18 November 2010

An Experiment in Breadmaking

Having not royally screwed up any of the last few batches of bread, I decided to experiment in the hopes of fixing the situation. I was not successful. That is, to say, I was successful in making good bread but not in failing.
Raisins really pop in a hot oven, its impressive
I based my recipe on the "Lean Bread" from Reinhart's Artisan Breads Everyday as seen before, but I wanted a few modifications. I really liked the polenta-grind cornmeal from the Struan I cooked as it gave the bread a bit of toughness and chewy. Given that, I was biking home on my way to make the bread when I passed by a coffee shop I frequent. They server donuts there in a rotating variety of flavors, and one of my favorite is the cornmeal cherry. And so it was set - I would make cornmeal cherry rolls.

Except I didn't have any cherries (dried or otherwise) and the closest grocery store was closing in five minutes. I did have raisins, however. You can find the recipe at the end of this post, but first a bit on what I would fix with it next time.
What the rolls looked like inside.
For one, the dough looked pretty good on first mixing, achieving that "shaggy ball" Reinhart talks so much about.
The shaggy ball
However, the stretch and fold steps felt far too much on the watery side - the dough was far too easy to stretch and flattened out immensely when I let it sit. For reference, this is what it looked like after overnight refrigeration:
Notice how it has spread out flat to fill the available space. It also had not risen much, but enough to go forward with the dough. I made rolls the usual way - oiled work surface, floured hands, shaping with the palm of my hand. Everything looked fine when I set the dough to proof
Rolls ready to proof for two hours
Except...
Rolls after one hour
They had completely lost their shape and were very sticky to the touch. I whipped out a cutting board, floured the hell out of it, floured the hell out of my hands, and rolled them around a bit before shaping them again. This second working probably saved the shapes:
Post second working/shaping
That means I either needed a little less water or a little more flour in the base recipe. I thought the cornmeal would soak up water like flour, so I replaced flour 1:1 with cornmeal. Given how watery the final dough was, and the amount of flour I added in while working the dough, my guess is a good ratio would be more like 1:1.5 (that is, if you remove 10g of flour, you can add in 15g of the cornmeal). However, a dough this liquidy can make rolls so it didn't really ruin my plans. If you wanted to make a loaf, definitely up the amount of flour by 20g or so.

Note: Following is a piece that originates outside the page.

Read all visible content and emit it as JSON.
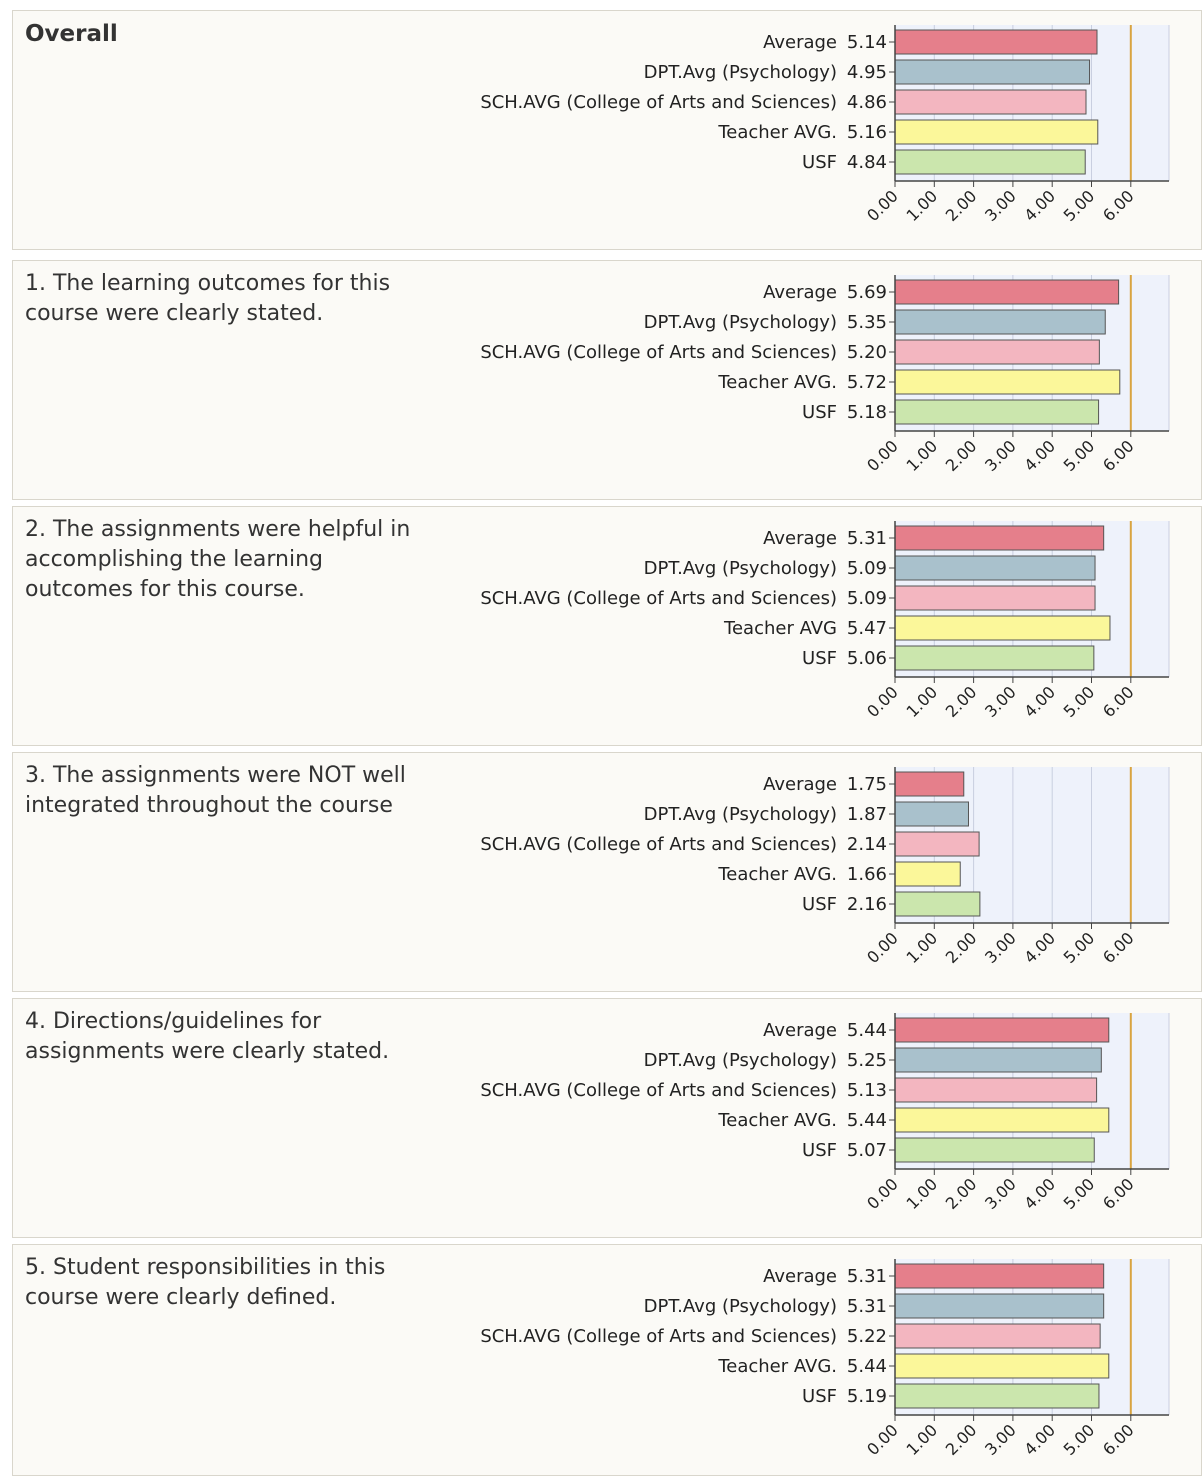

Cornmeal Raisin Rolls (makes 8-ish rolls)

  • 310g unbleached bread flour
  • 255g warm-ish water
  • 30g polenta-grind cornmeal (coarse ground cornmeal)
  • 15g-ish raisins
  • 7g salt
  • 4g yeast

The night before:
Combine all ingredients in a bowl, stir with a wooden spoon for 2 minutes. Let rest in the bowl for 5 minutes, uncovered, at room temperature. Lightly oil a work surface and your hands and do the stretch and fold method 4 times, giving a 10 minute rest between each iteration. To stretch and fold, plop the dough down on the surface and pull the dough out from the top, folding it back over itself. Repeat on the bottom, left, and right. Put it back in the bowl and cover for 10 minutes before repeating. After the 4 iterations, cover and place in the fridge overnight.

The day of cooking:
2 hours before cooking the dough, remove it from the fridge. Flour a work surface, flour your hands, and form rolls with the dough ball allowing a layer of flour to get worked into each roll. Put parchment paper down on a baking sheet, flour the paper, and place the rolls on it.

1 hour before cooking the dough, if the rolls have sagged, gently work them again by flouring a work surface and your hands. Make flat palms and put a hand on each side of the roll, and rotate it gently. Place back on floured parchment paper.

30 minutes before cooking, heat the oven to 450 degrees (you can also use the hearthstone/steam burst baking method, but I didn't).

Cook the rolls for 10 minutes, rotate the pan, cook for 5-8 more minutes. Turn off the oven, but leave the rolls in for another 5 minutes. Let cool for 20 minutes or so before serving unless you want to burn yourself.

1 comment:

  1. Dude, if you need help poison tasting any of this definitely let me know. You culinary artist you!